On 30 July 2019 the European Commission adopted its Recommendation 2019/1318 on internal compliance programmes for dual-use trade controls under Council Regulation (EC) No 428/2009. "Dual-use items" are goods, including software and technology, that can be used for both civilian and military purposes. For example, telecommunications is included in this definition. While at first glance the focus of this recommendation seems quite narrow, its content is actually much broader, and may be of interest to any entity implementing an Internal Compliance Programme (ICP).

The recommendation is based on seven core elements. For each of them, the Commission sets out the expectations that professionals in the sector must be able to meet in an effective and proactive manner, and the steps necessary to achieve them. Attached to the recommendation are standard questions to quickly identify points for attention, as well as a series of warning signs that should attract the attention of the prudent and diligent exporter. In the event of suspicion, the exporter will, as the case may be, be requested or required to communicate all relevant information to the competent authorities.

Top-level management commitment to compliance

The implementation of an effective ICP requires a rigorous and disciplined corporate culture. People in high positions of authority must lead by example by adopting an irreproachable attitude that respects applicable European and national regulations. They must also foster effective communication with their employees regarding their company's ICP objectives and ensure an adequate allocation of organisational, human and technical resources to conduct their compliance policy.

Organisation structure, responsibilities and resources

This adequate allocation of resources requires an organisational structure that is set down in writing, allowing the identification of one or more responsible persons in a comprehensive manner.
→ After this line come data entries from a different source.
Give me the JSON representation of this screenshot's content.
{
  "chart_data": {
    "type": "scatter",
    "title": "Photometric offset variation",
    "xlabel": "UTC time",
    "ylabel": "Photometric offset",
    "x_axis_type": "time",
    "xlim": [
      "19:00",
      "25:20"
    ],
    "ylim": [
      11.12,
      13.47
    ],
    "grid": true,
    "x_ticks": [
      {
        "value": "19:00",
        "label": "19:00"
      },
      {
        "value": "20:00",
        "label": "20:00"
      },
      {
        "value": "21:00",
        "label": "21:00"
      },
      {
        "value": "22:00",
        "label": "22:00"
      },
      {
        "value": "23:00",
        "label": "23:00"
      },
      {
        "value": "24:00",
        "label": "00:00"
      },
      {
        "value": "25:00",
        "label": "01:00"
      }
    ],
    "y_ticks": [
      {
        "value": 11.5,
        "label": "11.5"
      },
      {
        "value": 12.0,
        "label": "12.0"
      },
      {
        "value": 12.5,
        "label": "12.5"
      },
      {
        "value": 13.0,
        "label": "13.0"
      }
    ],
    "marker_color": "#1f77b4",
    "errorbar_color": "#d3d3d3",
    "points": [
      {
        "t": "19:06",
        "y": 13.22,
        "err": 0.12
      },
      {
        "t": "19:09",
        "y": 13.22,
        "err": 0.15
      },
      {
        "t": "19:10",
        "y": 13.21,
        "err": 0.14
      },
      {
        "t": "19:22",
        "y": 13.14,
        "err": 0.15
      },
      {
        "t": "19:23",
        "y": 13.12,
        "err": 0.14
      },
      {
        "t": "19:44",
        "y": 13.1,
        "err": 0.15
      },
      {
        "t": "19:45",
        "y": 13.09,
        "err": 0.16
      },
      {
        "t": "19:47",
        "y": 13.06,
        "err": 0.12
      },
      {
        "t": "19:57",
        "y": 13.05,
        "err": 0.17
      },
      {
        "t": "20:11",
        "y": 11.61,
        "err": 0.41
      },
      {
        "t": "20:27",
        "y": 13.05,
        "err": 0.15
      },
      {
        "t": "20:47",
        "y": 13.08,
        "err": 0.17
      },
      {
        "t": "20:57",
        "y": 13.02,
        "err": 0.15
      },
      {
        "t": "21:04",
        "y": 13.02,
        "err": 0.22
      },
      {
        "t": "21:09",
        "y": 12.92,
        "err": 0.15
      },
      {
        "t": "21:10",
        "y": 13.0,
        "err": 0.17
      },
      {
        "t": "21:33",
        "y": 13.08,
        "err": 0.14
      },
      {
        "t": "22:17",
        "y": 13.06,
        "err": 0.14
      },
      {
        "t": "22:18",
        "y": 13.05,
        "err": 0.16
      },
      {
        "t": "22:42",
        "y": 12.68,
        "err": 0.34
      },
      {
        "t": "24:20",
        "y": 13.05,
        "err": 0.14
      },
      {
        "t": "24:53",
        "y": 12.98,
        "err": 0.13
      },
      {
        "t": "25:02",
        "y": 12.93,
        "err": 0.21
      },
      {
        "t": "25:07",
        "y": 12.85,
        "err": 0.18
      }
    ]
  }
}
Sufficient staff must be available to meet client needs, and a specific member must be responsible for monitoring ICP follow-up. If necessary, staff must be able to stop any suspicious transactions. Conflicts of interest must be avoided and access to the most recent relevant legislative texts must be ensured

Training and awareness raising

Whether through internal or external seminars or specialised training, staff training and awareness is essential for an ICP on an ongoing basis and at all relevant levels.

Transaction screening process and procedures

This requires putting in place a series of procedures to verify the compliance of transactions. The Commission proposes concrete measures, such as:

  • item classification for goods, software and technology;
  • transaction risk assessment; and
  • post-licensing controls.

Performance review, audits, reporting and corrective actions

A well-functioning ICP has clear reporting procedures concerning the notification and escalation actions of members of staff when a suspected or known incident of non-compliance has occurred. As part of a compliance culture, the staff must feel confident and reassured when they raise questions or report concerns about compliance in good faith.

Recordkeeping and documentation

The recommendation contains criteria for recording and documenting transactions. These processes must be proportionate, accurate and capable of ensuring the traceability of dual-use trade control related activities. Such a comprehensive recordkeeping system is intended to help the company with conducting performance reviews and audits, complying with EU and/or national documentation retention requirements and to facilitate cooperation with competent authorities in case of a dual-use trade control enquiry.

Physical and information security

Trade controls for dual-use items, including software and technology, pursue security and foreign policy objectives. Appropriate security measures contribute to containing the risks of unauthorised removal of, or access to, controlled items. Physical security measures are important. In addition, by their very nature, controlled software or technology in electronic form may require additional information security measures.

All these measures, which are an integral part of a compliance programme, also serve as a source of inspiration for good practice in ensuring compliance with other legal obligations to which any exporting company is subject, such as compliance with economic sanctions and embargoes.